En los Estados Unidos, más de 23 millones de hogares obtienen el suministro de agua potable de pozos privados. Sin embargo, a diferencia de los sistemas públicos de agua potable, la seguridad de estos pozos no está regulada por el gobierno federal o estatal. Esto significa que el agua de pozo puede estar contaminada con diferentes sustancias y representar un riesgo para la salud, especialmente para los niños.
¿Con qué frecuencia se debe analizar el agua de pozo?
La American Academy of Pediatrics (AAP) recomienda que si su familia bebe agua de pozo, el pozo debe analizarse una vez al año para detectar bacterias coliformes y nitratos. Sin embargo, es posible que deba analizar el agua con más frecuencia en ciertas circunstancias, como:
- Si alguna mujer de su hogar está embarazada o en período de lactancia
- Si en el hogar hay un bebé recién nacido o menor de 1 año
- Si han padecido enfermedades inexplicables en su hogar
- Si sus vecinos encuentran un contaminante peligroso en el agua de sus pozos
- Si el olor o el sabor del agua de su pozo cambia
- Si hay un derrame químico cercano a su pozo
- Si hay nuevas operaciones de fracking (fracturación hidráulica), tanques subterráneos de almacenamiento de productos químicos u otras operaciones industriales en su área que podrían contaminar el agua subterránea
- Si ha realizado una reparación importante o un reemplazo en su pozo
- Si ha habido una inundación u otro desastre que pudo haber contaminado su pozo
Los niños corren un mayor riesgo por el agua de pozo contaminada debido a que son más susceptibles a las enfermedades transmitidas por el agua. Mientras que los adultos pueden beber el agua sin problemas, los niños tienen más probabilidades de contraer enfermedades a través del consumo de agua contaminada.
Tipos de contaminantes del agua de pozo
Existen dos tipos principales de contaminantes en el agua de pozo: productos químicos y microorganismos.

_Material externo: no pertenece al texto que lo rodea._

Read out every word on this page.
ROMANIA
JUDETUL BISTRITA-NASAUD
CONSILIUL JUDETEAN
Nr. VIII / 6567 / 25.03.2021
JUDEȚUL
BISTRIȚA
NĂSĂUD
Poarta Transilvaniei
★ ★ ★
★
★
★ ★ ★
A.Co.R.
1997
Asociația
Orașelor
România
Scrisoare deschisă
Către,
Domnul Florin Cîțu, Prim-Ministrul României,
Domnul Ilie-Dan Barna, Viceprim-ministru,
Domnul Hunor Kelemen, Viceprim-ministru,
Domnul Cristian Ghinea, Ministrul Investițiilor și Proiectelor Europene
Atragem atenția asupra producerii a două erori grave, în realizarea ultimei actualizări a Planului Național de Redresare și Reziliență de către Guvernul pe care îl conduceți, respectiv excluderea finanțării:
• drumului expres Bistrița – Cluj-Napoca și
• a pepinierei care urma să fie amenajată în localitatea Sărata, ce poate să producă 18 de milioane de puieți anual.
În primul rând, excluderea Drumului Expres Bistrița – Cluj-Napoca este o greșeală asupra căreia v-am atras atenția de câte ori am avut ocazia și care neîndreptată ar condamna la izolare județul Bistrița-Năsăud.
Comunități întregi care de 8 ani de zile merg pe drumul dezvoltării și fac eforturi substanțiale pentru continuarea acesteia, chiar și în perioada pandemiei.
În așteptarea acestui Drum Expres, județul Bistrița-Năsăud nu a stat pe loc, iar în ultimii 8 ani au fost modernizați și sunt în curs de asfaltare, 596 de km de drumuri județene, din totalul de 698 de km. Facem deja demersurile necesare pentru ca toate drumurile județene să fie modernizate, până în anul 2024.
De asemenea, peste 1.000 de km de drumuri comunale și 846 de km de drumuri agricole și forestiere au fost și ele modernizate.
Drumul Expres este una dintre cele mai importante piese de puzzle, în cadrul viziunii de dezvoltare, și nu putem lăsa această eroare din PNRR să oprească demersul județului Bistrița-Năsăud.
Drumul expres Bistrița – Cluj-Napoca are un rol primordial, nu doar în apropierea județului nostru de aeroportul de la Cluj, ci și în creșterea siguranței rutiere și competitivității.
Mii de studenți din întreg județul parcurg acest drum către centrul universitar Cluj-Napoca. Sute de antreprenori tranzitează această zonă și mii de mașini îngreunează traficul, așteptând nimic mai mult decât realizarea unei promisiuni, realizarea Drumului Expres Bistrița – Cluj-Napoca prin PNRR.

Los productos químicos pueden provenir de sustancias naturales presentes en el pozo, como el arsénico y el manganeso, o de vertidos de industrias, granjas o negocios cercanos. Por otro lado, los microorganismos, como bacterias, virus, hongos y parásitos, pueden contaminar las aguas subterráneas y causar enfermedades.
Productos químicos en el agua de pozo
Algunos de los productos químicos más comunes encontrados en el agua de pozo son:

- Arsénico: Puede causar cáncer de vejiga, piel y pulmón en humanos, así como problemas durante el embarazo y desarrollo infantil.
- Cromo hexavalente: Es tóxico y puede causar cáncer en animales de laboratorio.
- Fluoruro: En cantidades adecuadas, es beneficioso para prevenir la caries dental, pero en exceso puede causar fluorosis dental.
- Nitrato y nitrito: Su consumo excesivo puede provocar trastornos de la sangre y la formación de carcinógenos en el cuerpo.
- Plomo: Puede causar problemas de aprendizaje y conducta, dificultades de audición y habla, y toxicidad en diferentes órganos.
- Manganeso: Puede tener efectos similares al síndrome de Parkinson y afectar el desarrollo y aprendizaje infantil.
Microorganismos en el agua de pozo
Los microorganismos pueden contaminar las aguas subterráneas y causar enfermedades. Algunos de los microorganismos dañinos que se pueden encontrar en el agua de pozo son:

- Bacterias: Incluyen Escherichia coli (E coli), Salmonella y Campylobacter, entre otros.
- Virus: Incluyen Norovirus, Rotavirus y Hepatitis A.
- Parásitos: Incluyen Giardia, Cryptosporidium y Cyclospora.
¿Cómo protegerse del agua de pozo contaminada?
Si su familia bebe agua de pozo, es importante tomar medidas para garantizar la seguridad del agua. Además de analizar el agua regularmente, se recomienda:

- Asegurarse de que el pozo esté construido y mantenido adecuadamente.
- Evitar el uso de pesticidas y fertilizantes cerca del pozo.
- No verter productos químicos peligrosos cerca del pozo.
- Evitar la contaminación cruzada al almacenar y manipular el agua de pozo.
- Considerar la instalación de un sistema de tratamiento de agua en el hogar.
Si tiene alguna preocupación sobre la contaminación de su pozo privado, es importante consultar con su departamento de salud local o estatal, así como con profesionales especializados en la construcción y descontaminación de pozos privados. Su pediatra también puede brindar orientación y recursos adicionales.

El agua de pozo puede estar contaminada con diversos productos químicos y microorganismos, representando un riesgo para la salud, especialmente para los niños. Es importante analizar el agua regularmente y tomar las medidas necesarias para garantizar su seguridad. Siempre consulte a profesionales especializados y a su pediatra si tiene alguna preocupación sobre la calidad del agua de su pozo.